New Delhi, April 20 (IANS) Shares of Indian Energy Exchange Ltd (IEX) slipped over 7 per cent on Monday after the Central Electricity Regulatory Commission (CERC) released a draft notification on power market norms that included a framework for market coupling.
The regulator invited public comments on the move to reintroduce market coupling — a mechanism that would create a single, uniform price for electricity across trading platforms.
If implemented, the move is likely to hit IEX’s market share and dominance in the power segment. IEX shares were trading at Rs 125.59 apiece, down Rs 10.22, or 7.53 per cent.
On July 23, 2025, CERC had issued directions to implement market coupling, following which the IEX shares slumped 30 per cent the following day.
According to the previous CERC order, Grid-India would aggregate energy prices across all power trading platforms and publish a single unified price for day-ahead markets.
Currently, electricity trading occurs on three exchanges — IEX, Power Exchange of India and Hindustan Power Exchange of India — with IEX holding about 85 per cent of overall market share and a near‑total presence in the day‑ahead and real‑time markets.

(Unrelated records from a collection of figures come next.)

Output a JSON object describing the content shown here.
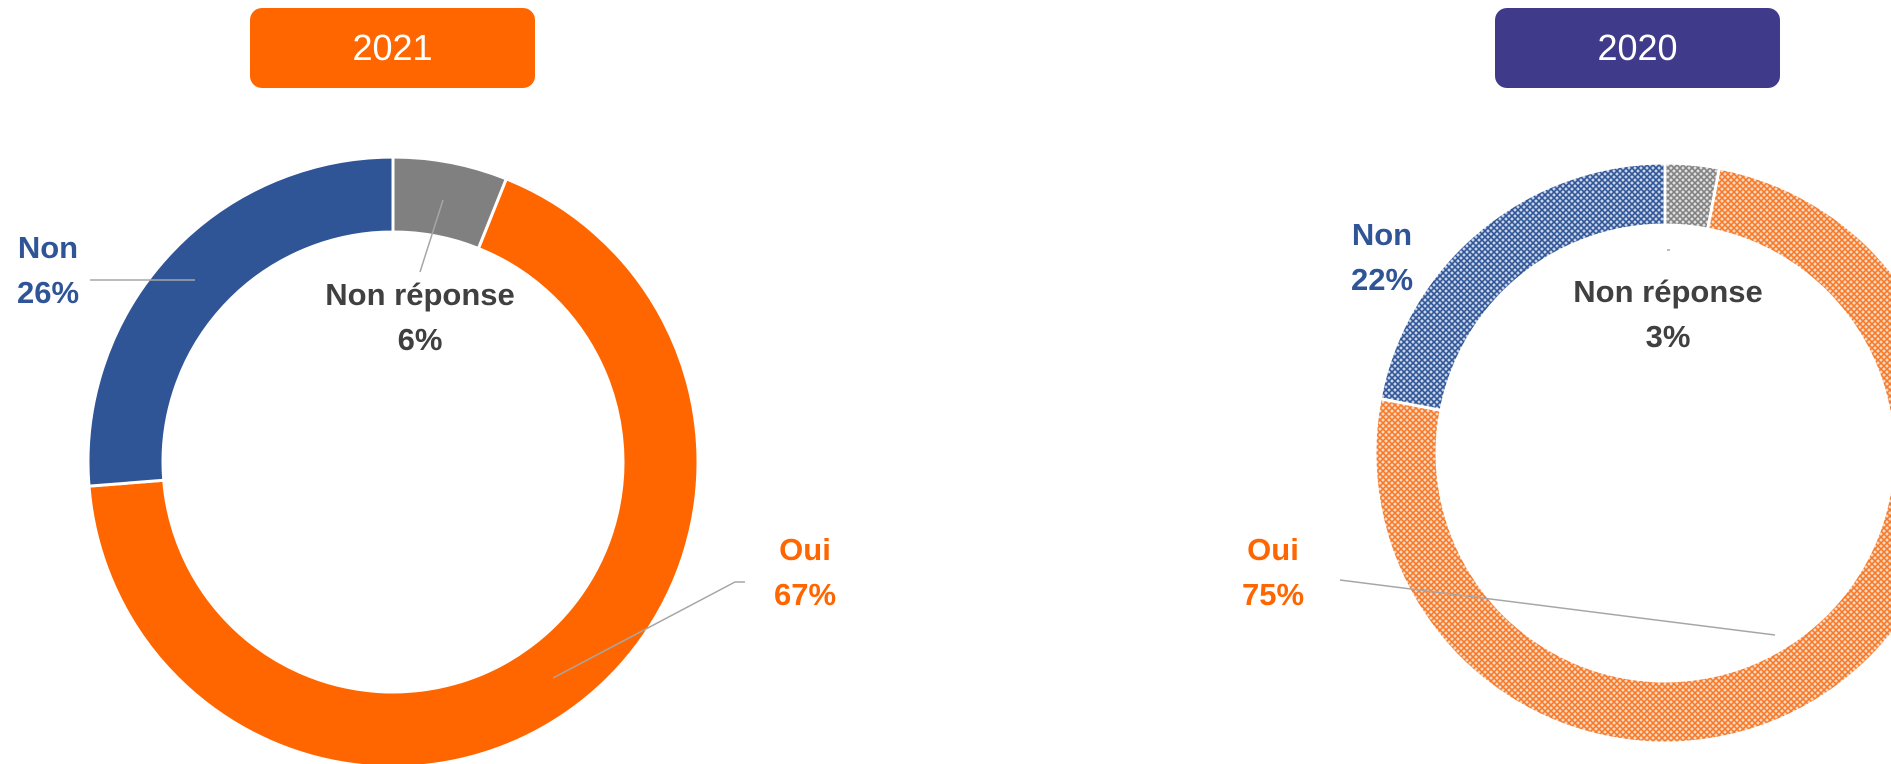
{
  "chart_data": [
    {
      "type": "pie",
      "title": "2021",
      "title_color": "#ff6600",
      "slices": [
        {
          "label": "Non réponse",
          "value": 6,
          "display": "6%",
          "color": "#808080",
          "label_color": "#404040"
        },
        {
          "label": "Oui",
          "value": 67,
          "display": "67%",
          "color": "#ff6600",
          "label_color": "#ff6600"
        },
        {
          "label": "Non",
          "value": 26,
          "display": "26%",
          "color": "#2f5597",
          "label_color": "#2f5597"
        }
      ],
      "style": "donut",
      "fill": "solid"
    },
    {
      "type": "pie",
      "title": "2020",
      "title_color": "#403a8a",
      "slices": [
        {
          "label": "Non réponse",
          "value": 3,
          "display": "3%",
          "color": "#808080",
          "label_color": "#404040"
        },
        {
          "label": "Oui",
          "value": 75,
          "display": "75%",
          "color": "#f47a2a",
          "label_color": "#ff6600"
        },
        {
          "label": "Non",
          "value": 22,
          "display": "22%",
          "color": "#2f5597",
          "label_color": "#2f5597"
        }
      ],
      "style": "donut",
      "fill": "patterned"
    }
  ]
}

If market coupling is implemented, a single market-clearing price will apply across all exchanges. Buyers and sellers do not have to place bids independently on each exchange, resulting in separate price discovery across the three platforms.
Under the new mechanism, exchanges will gather bids and forward them to the designated agency which will estimate the common price.
Consequently, market coupling removes the dominant exchange- advantage of IEX, with bidders having little incentive to prefer IEX over the other platforms. Since IEX earns most of its revenue from high-volume trading in the Day-Ahead Market and Real-Time Market segments, the market coupling could affect its position and profitability, analysts said.